Currently, we're hosting a 30-day Kickstarter campaign to raise funds and engage people as partners and micro-investors in this project. Our hopes are that idBrooklyn appeals to both an international audience interested in a new form of identity design, and also to the multiple generations, social classes, and cultures of Brooklyn's diverse neighborhoods.
This summer, we will lead hands-on workshops to collect sketches, ideas, and stories about Brooklyn with the objective of singling out the icons that best represent its identity.
Next, we will release a mobile app and website that will invite participants from all over the globe to upload images and comments about what Brooklyn is to them. We know that millions of people worldwide are connected to New York, and specifically to Brooklyn due to its booming arts, music, and maker culture. We are eager to discover what the borough is to a young woman in Tokyo who has never been to the US, or what a middle-aged Parisian has to say about the culture he visits yearly.

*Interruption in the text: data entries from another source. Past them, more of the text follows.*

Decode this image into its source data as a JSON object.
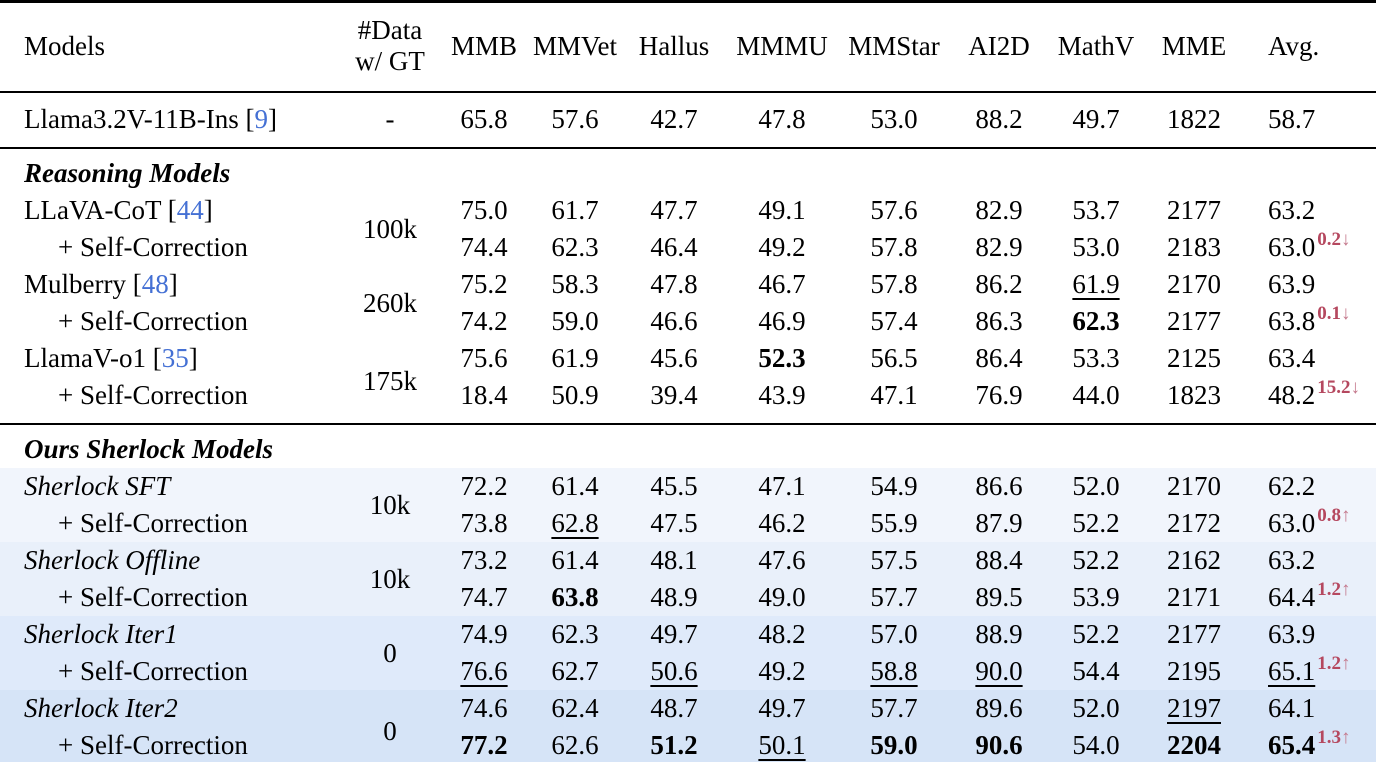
{
  "colors": {
    "citation_blue": "#4470d4",
    "delta_red": "#b5485f",
    "delta_arrow": "#c4788c",
    "bg_sft": "#f1f5fc",
    "bg_offline": "#e9f0fa",
    "bg_iter1": "#dfeafa",
    "bg_iter2": "#d6e4f7"
  },
  "header": {
    "models": "Models",
    "data_gt": [
      "#Data",
      "w/ GT"
    ],
    "metrics": [
      "MMB",
      "MMVet",
      "Hallus",
      "MMMU",
      "MMStar",
      "AI2D",
      "MathV",
      "MME",
      "Avg."
    ]
  },
  "rows": [
    {
      "type": "model",
      "name": "Llama3.2V-11B-Ins",
      "cite": "9",
      "gt": "-",
      "gtspan": 1,
      "cls": "pad-top rule-after",
      "cells": [
        {
          "v": "65.8"
        },
        {
          "v": "57.6"
        },
        {
          "v": "42.7"
        },
        {
          "v": "47.8"
        },
        {
          "v": "53.0"
        },
        {
          "v": "88.2"
        },
        {
          "v": "49.7"
        },
        {
          "v": "1822"
        },
        {
          "v": "58.7"
        }
      ]
    },
    {
      "type": "section",
      "name": "Reasoning Models"
    },
    {
      "type": "model",
      "name": "LLaVA-CoT",
      "cite": "44",
      "gt": "100k",
      "gtspan": 2,
      "cells": [
        {
          "v": "75.0"
        },
        {
          "v": "61.7"
        },
        {
          "v": "47.7"
        },
        {
          "v": "49.1"
        },
        {
          "v": "57.6"
        },
        {
          "v": "82.9"
        },
        {
          "v": "53.7"
        },
        {
          "v": "2177"
        },
        {
          "v": "63.2"
        }
      ]
    },
    {
      "type": "model",
      "name": "+ Self-Correction",
      "indent": true,
      "cells": [
        {
          "v": "74.4"
        },
        {
          "v": "62.3"
        },
        {
          "v": "46.4"
        },
        {
          "v": "49.2"
        },
        {
          "v": "57.8"
        },
        {
          "v": "82.9"
        },
        {
          "v": "53.0"
        },
        {
          "v": "2183"
        },
        {
          "v": "63.0",
          "sup": "0.2",
          "arrow": "↓"
        }
      ]
    },
    {
      "type": "model",
      "name": "Mulberry",
      "cite": "48",
      "gt": "260k",
      "gtspan": 2,
      "cells": [
        {
          "v": "75.2"
        },
        {
          "v": "58.3"
        },
        {
          "v": "47.8"
        },
        {
          "v": "46.7"
        },
        {
          "v": "57.8"
        },
        {
          "v": "86.2"
        },
        {
          "v": "61.9",
          "u": 1
        },
        {
          "v": "2170"
        },
        {
          "v": "63.9"
        }
      ]
    },
    {
      "type": "model",
      "name": "+ Self-Correction",
      "indent": true,
      "cells": [
        {
          "v": "74.2"
        },
        {
          "v": "59.0"
        },
        {
          "v": "46.6"
        },
        {
          "v": "46.9"
        },
        {
          "v": "57.4"
        },
        {
          "v": "86.3"
        },
        {
          "v": "62.3",
          "b": 1
        },
        {
          "v": "2177"
        },
        {
          "v": "63.8",
          "sup": "0.1",
          "arrow": "↓"
        }
      ]
    },
    {
      "type": "model",
      "name": "LlamaV-o1",
      "cite": "35",
      "gt": "175k",
      "gtspan": 2,
      "gtcls": "gt-rule",
      "cells": [
        {
          "v": "75.6"
        },
        {
          "v": "61.9"
        },
        {
          "v": "45.6"
        },
        {
          "v": "52.3",
          "b": 1
        },
        {
          "v": "56.5"
        },
        {
          "v": "86.4"
        },
        {
          "v": "53.3"
        },
        {
          "v": "2125"
        },
        {
          "v": "63.4"
        }
      ]
    },
    {
      "type": "model",
      "name": "+ Self-Correction",
      "indent": true,
      "cls": "rule-after",
      "cells": [
        {
          "v": "18.4"
        },
        {
          "v": "50.9"
        },
        {
          "v": "39.4"
        },
        {
          "v": "43.9"
        },
        {
          "v": "47.1"
        },
        {
          "v": "76.9"
        },
        {
          "v": "44.0"
        },
        {
          "v": "1823"
        },
        {
          "v": "48.2",
          "sup": "15.2",
          "arrow": "↓"
        }
      ]
    },
    {
      "type": "section",
      "name": "Ours Sherlock Models"
    },
    {
      "type": "model",
      "name": "Sherlock SFT",
      "italic": true,
      "bg": "bg_sft",
      "gt": "10k",
      "gtspan": 2,
      "cells": [
        {
          "v": "72.2"
        },
        {
          "v": "61.4"
        },
        {
          "v": "45.5"
        },
        {
          "v": "47.1"
        },
        {
          "v": "54.9"
        },
        {
          "v": "86.6"
        },
        {
          "v": "52.0"
        },
        {
          "v": "2170"
        },
        {
          "v": "62.2"
        }
      ]
    },
    {
      "type": "model",
      "name": "+ Self-Correction",
      "indent": true,
      "bg": "bg_sft",
      "cells": [
        {
          "v": "73.8"
        },
        {
          "v": "62.8",
          "u": 1
        },
        {
          "v": "47.5"
        },
        {
          "v": "46.2"
        },
        {
          "v": "55.9"
        },
        {
          "v": "87.9"
        },
        {
          "v": "52.2"
        },
        {
          "v": "2172"
        },
        {
          "v": "63.0",
          "sup": "0.8",
          "arrow": "↑"
        }
      ]
    },
    {
      "type": "model",
      "name": "Sherlock Offline",
      "italic": true,
      "bg": "bg_offline",
      "gt": "10k",
      "gtspan": 2,
      "cells": [
        {
          "v": "73.2"
        },
        {
          "v": "61.4"
        },
        {
          "v": "48.1"
        },
        {
          "v": "47.6"
        },
        {
          "v": "57.5"
        },
        {
          "v": "88.4"
        },
        {
          "v": "52.2"
        },
        {
          "v": "2162"
        },
        {
          "v": "63.2"
        }
      ]
    },
    {
      "type": "model",
      "name": "+ Self-Correction",
      "indent": true,
      "bg": "bg_offline",
      "cells": [
        {
          "v": "74.7"
        },
        {
          "v": "63.8",
          "b": 1
        },
        {
          "v": "48.9"
        },
        {
          "v": "49.0"
        },
        {
          "v": "57.7"
        },
        {
          "v": "89.5"
        },
        {
          "v": "53.9"
        },
        {
          "v": "2171"
        },
        {
          "v": "64.4",
          "sup": "1.2",
          "arrow": "↑"
        }
      ]
    },
    {
      "type": "model",
      "name": "Sherlock Iter1",
      "italic": true,
      "bg": "bg_iter1",
      "gt": "0",
      "gtspan": 2,
      "cells": [
        {
          "v": "74.9"
        },
        {
          "v": "62.3"
        },
        {
          "v": "49.7"
        },
        {
          "v": "48.2"
        },
        {
          "v": "57.0"
        },
        {
          "v": "88.9"
        },
        {
          "v": "52.2"
        },
        {
          "v": "2177"
        },
        {
          "v": "63.9"
        }
      ]
    },
    {
      "type": "model",
      "name": "+ Self-Correction",
      "indent": true,
      "bg": "bg_iter1",
      "cells": [
        {
          "v": "76.6",
          "u": 1
        },
        {
          "v": "62.7"
        },
        {
          "v": "50.6",
          "u": 1
        },
        {
          "v": "49.2"
        },
        {
          "v": "58.8",
          "u": 1
        },
        {
          "v": "90.0",
          "u": 1
        },
        {
          "v": "54.4"
        },
        {
          "v": "2195"
        },
        {
          "v": "65.1",
          "u": 1,
          "sup": "1.2",
          "arrow": "↑"
        }
      ]
    },
    {
      "type": "model",
      "name": "Sherlock Iter2",
      "italic": true,
      "bg": "bg_iter2",
      "gt": "0",
      "gtspan": 2,
      "cells": [
        {
          "v": "74.6"
        },
        {
          "v": "62.4"
        },
        {
          "v": "48.7"
        },
        {
          "v": "49.7"
        },
        {
          "v": "57.7"
        },
        {
          "v": "89.6"
        },
        {
          "v": "52.0"
        },
        {
          "v": "2197",
          "u": 1
        },
        {
          "v": "64.1"
        }
      ]
    },
    {
      "type": "model",
      "name": "+ Self-Correction",
      "indent": true,
      "bg": "bg_iter2",
      "cls": "last",
      "cells": [
        {
          "v": "77.2",
          "b": 1
        },
        {
          "v": "62.6"
        },
        {
          "v": "51.2",
          "b": 1
        },
        {
          "v": "50.1",
          "u": 1
        },
        {
          "v": "59.0",
          "b": 1
        },
        {
          "v": "90.6",
          "b": 1
        },
        {
          "v": "54.0"
        },
        {
          "v": "2204",
          "b": 1
        },
        {
          "v": "65.4",
          "b": 1,
          "sup": "1.3",
          "arrow": "↑"
        }
      ]
    }
  ]
}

Once our server is jam-packed with written and visual material of all things and opinions about Brooklyn, our micro-collective of artists and designers will go to work translating all of this material into a cohesive set of icons.
Finally, we will invite Brooklyn-based artists, designers and writers to express their vision as it relates to the idBrooklyn icons, and to the borough's identity at large. With one of the largest artist per capita ratios in the nation, we don't anticipate a shortage of entries.
A gallery installation will showcase the results of the workshops, along with curated works from participating artists and the icons themselves.
What excites us the most is that the show, far from being the last step, is merely the start of a long-lasting conversation about the identity of Brooklyn. We envision the project as an interactive work-in-progress as unique as the people who take part in it.
In summary, the identity of a city does not have to be done by a multi-national design firm that produces an abstract logo that nobody can relate to. It can be a participatory process of human interaction and relatable design.